По прибытии на место бугры[16] разобрали рабсилу по направлениям, а Череп присел на полено и закурил. Пока разберут тачки, дойдут до места — у него было время выкурить самокруточку. Учёт вёлся по прибытии на отвал. Каждая тачка силами зека спускалась по деревянным помостам вниз, где другие зеки с помощью кайла и лопаты сбивали и накидывали туда грунт, глинистый и липкий.
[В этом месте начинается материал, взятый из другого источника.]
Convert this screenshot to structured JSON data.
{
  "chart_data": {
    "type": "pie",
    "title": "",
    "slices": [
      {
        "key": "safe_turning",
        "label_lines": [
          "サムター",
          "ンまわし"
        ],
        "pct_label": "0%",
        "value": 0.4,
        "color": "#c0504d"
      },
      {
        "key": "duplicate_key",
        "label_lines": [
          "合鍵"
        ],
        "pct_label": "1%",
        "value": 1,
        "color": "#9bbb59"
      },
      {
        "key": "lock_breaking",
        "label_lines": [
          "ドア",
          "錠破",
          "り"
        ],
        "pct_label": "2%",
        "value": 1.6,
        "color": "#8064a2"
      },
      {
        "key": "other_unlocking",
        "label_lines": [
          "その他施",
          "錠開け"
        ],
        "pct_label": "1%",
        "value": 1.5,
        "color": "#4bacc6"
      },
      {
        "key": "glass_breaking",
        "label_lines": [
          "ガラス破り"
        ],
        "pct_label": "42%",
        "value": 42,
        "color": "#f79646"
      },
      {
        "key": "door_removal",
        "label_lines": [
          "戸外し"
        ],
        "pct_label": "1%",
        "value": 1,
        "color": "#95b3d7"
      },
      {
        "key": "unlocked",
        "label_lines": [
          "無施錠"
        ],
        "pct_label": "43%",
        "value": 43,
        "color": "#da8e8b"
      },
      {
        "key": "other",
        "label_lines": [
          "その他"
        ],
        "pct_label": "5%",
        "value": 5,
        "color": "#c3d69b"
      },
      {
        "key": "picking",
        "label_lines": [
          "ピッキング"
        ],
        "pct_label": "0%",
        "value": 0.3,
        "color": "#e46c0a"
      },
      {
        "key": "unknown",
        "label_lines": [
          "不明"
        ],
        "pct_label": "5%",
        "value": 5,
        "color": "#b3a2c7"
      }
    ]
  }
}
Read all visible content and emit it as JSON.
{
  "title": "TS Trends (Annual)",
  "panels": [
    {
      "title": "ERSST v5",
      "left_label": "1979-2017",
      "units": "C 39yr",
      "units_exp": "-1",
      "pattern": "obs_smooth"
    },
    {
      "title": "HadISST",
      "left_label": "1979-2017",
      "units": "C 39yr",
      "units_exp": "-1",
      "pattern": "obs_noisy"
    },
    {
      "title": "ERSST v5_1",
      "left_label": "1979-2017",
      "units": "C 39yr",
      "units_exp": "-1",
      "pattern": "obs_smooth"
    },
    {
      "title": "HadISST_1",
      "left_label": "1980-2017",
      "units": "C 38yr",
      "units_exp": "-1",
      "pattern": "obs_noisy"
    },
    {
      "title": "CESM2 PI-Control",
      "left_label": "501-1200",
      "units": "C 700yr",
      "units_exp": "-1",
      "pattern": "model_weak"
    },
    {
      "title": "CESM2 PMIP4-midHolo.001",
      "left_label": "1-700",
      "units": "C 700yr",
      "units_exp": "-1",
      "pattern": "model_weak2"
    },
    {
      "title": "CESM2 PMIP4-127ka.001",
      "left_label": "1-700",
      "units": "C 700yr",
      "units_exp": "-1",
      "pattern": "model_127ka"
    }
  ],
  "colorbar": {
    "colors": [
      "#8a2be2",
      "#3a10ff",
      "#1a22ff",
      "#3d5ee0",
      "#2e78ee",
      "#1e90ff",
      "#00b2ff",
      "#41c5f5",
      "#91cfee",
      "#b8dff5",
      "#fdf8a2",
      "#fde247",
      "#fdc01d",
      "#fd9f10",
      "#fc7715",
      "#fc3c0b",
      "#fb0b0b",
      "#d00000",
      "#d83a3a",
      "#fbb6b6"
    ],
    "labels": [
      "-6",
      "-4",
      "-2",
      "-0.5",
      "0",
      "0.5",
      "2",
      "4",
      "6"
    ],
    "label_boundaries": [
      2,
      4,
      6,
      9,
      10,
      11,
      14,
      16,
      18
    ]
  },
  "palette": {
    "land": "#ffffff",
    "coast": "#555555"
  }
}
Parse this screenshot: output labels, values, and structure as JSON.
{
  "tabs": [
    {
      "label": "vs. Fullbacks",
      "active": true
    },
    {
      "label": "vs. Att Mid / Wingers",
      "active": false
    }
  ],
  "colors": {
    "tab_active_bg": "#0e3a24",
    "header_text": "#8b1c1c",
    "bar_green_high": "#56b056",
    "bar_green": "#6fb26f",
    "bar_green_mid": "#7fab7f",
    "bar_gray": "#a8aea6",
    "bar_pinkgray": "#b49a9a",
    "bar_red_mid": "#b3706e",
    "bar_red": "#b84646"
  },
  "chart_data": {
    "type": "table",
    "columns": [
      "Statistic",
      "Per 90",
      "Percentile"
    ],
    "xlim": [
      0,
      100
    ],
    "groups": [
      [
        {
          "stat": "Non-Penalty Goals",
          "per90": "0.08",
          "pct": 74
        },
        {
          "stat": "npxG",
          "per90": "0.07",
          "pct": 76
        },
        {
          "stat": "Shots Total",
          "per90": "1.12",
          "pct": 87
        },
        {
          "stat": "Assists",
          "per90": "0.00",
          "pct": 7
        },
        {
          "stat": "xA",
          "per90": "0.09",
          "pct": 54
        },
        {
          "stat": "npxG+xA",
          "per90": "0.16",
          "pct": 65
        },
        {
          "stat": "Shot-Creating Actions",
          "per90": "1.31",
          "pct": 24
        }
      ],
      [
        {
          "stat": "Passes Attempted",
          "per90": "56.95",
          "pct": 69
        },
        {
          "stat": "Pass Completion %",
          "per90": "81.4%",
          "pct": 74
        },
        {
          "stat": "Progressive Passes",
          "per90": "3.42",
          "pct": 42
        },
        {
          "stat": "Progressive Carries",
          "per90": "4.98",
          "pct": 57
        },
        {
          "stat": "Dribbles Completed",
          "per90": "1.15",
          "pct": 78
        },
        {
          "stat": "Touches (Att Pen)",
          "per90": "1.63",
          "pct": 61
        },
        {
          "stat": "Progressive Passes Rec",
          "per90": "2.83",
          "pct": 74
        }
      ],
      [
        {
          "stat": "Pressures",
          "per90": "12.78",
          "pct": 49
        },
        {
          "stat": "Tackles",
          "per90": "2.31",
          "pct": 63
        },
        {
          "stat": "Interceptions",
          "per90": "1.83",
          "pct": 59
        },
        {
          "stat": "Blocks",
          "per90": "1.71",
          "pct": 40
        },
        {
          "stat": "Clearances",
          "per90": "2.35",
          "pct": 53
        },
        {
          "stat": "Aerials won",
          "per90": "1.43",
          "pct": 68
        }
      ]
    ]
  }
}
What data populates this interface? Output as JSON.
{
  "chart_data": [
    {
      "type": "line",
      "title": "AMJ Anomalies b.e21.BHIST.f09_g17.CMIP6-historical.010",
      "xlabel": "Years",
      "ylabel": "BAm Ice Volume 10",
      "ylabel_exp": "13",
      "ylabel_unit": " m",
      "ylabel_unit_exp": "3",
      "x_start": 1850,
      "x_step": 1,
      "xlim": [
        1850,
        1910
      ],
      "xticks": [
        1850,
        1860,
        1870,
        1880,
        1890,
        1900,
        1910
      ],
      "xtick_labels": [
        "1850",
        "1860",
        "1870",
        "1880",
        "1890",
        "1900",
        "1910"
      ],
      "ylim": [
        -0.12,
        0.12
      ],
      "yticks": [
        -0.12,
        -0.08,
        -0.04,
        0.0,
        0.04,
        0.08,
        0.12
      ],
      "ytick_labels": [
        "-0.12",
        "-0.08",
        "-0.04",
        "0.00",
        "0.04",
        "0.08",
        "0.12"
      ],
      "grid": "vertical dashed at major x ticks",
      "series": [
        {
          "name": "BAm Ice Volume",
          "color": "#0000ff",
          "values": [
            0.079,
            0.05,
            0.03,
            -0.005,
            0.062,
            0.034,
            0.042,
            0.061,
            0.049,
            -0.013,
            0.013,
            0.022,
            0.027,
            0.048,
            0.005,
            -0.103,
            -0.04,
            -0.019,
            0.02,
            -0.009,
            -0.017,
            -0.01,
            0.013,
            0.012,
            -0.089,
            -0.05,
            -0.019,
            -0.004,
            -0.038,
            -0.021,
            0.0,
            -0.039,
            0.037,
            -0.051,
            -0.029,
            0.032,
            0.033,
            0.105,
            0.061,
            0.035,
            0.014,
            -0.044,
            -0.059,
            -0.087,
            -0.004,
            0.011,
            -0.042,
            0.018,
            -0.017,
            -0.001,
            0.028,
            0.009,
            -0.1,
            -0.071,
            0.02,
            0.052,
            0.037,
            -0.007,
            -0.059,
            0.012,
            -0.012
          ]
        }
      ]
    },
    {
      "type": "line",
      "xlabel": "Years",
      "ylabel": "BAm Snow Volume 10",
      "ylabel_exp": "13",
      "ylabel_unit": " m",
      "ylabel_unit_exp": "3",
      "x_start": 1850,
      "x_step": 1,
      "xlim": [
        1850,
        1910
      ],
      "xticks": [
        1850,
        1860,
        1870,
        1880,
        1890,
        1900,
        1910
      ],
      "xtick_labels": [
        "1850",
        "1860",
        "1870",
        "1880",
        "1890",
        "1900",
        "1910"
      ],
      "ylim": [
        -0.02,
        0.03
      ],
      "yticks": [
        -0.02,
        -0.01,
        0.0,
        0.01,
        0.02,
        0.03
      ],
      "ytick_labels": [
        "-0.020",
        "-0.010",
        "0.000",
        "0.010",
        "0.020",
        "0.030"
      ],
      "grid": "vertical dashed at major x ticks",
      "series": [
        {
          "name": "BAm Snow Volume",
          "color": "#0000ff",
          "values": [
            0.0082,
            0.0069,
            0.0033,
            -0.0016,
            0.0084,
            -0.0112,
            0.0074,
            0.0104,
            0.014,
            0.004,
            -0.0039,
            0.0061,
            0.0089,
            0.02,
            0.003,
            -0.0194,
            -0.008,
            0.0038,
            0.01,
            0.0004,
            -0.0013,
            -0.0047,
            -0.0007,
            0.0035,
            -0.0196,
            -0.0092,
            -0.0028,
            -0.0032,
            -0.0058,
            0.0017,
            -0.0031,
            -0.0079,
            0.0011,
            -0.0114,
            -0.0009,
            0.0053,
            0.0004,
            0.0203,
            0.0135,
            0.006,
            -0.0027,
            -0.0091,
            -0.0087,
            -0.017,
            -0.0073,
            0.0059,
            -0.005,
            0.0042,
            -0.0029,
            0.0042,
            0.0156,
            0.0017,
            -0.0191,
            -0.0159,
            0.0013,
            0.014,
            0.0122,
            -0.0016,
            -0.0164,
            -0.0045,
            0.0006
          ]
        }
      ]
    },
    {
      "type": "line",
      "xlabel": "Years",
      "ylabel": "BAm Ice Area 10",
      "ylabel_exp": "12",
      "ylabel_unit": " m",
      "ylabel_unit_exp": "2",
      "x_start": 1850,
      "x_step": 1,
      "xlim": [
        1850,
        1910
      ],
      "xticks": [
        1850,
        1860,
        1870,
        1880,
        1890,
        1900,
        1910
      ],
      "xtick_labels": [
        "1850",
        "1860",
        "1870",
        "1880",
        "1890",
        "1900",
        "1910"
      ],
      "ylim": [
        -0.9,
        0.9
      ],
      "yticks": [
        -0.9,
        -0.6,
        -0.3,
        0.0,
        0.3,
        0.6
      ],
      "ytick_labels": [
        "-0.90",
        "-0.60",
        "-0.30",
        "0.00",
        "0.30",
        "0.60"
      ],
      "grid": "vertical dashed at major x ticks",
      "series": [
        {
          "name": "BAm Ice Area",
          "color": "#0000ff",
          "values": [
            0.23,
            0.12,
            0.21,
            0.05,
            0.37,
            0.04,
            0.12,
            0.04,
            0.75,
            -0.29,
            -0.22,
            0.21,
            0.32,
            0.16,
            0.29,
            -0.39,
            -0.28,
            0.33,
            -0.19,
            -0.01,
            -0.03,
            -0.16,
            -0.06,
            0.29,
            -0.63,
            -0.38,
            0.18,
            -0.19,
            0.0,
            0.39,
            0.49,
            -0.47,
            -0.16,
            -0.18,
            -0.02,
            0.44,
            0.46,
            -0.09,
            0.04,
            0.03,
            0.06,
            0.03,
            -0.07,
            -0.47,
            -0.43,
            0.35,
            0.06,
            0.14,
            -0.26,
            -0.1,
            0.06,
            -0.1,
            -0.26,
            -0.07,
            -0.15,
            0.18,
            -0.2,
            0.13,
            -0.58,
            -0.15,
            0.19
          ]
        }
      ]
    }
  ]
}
Если кто не успевал вовремя накидать — получал на первый раз окрик охраны за то, что создал пробку на спуске. Очередь не могла двигаться мимо досок, тут же потерявшая опору тачка улетала вниз по склону. Второй раз это мог быть уже не окрик, а удар прикладом.
В гору было всё ещё сложнее. Зеки успевали внизу набрать на сапоги глины и первые метров двадцать отчаянно карабкались наверх, буксуя на досках. И так целый день. Четыре ходки в час, сорок ходок в день с одним перекуром.
Во время этого перекура к Павлу подсели зеки из числа его отрядных корешей.
— Новички дохнут, откуда их привезли, с курортов Кавказа? Как мыслишь, Череп?
— Так чего ж они тогда бледные такие? — сострил Павел.
— Ничё, скоро лето, загорим и будем как Аполлоны, если не откинем копыта…
— Да куда это ты собрался? Преставиться? Если Боженька есть, а он есть, мне отец Евгений в Лефортово рассказывал, так он на нас ещё планы имеет. Вот плотины собрался построить, — Павел глубоко затянулся, — и потом, если бы хотел загубить, так закинул бы под Воркуту. Да тут курорт, братва!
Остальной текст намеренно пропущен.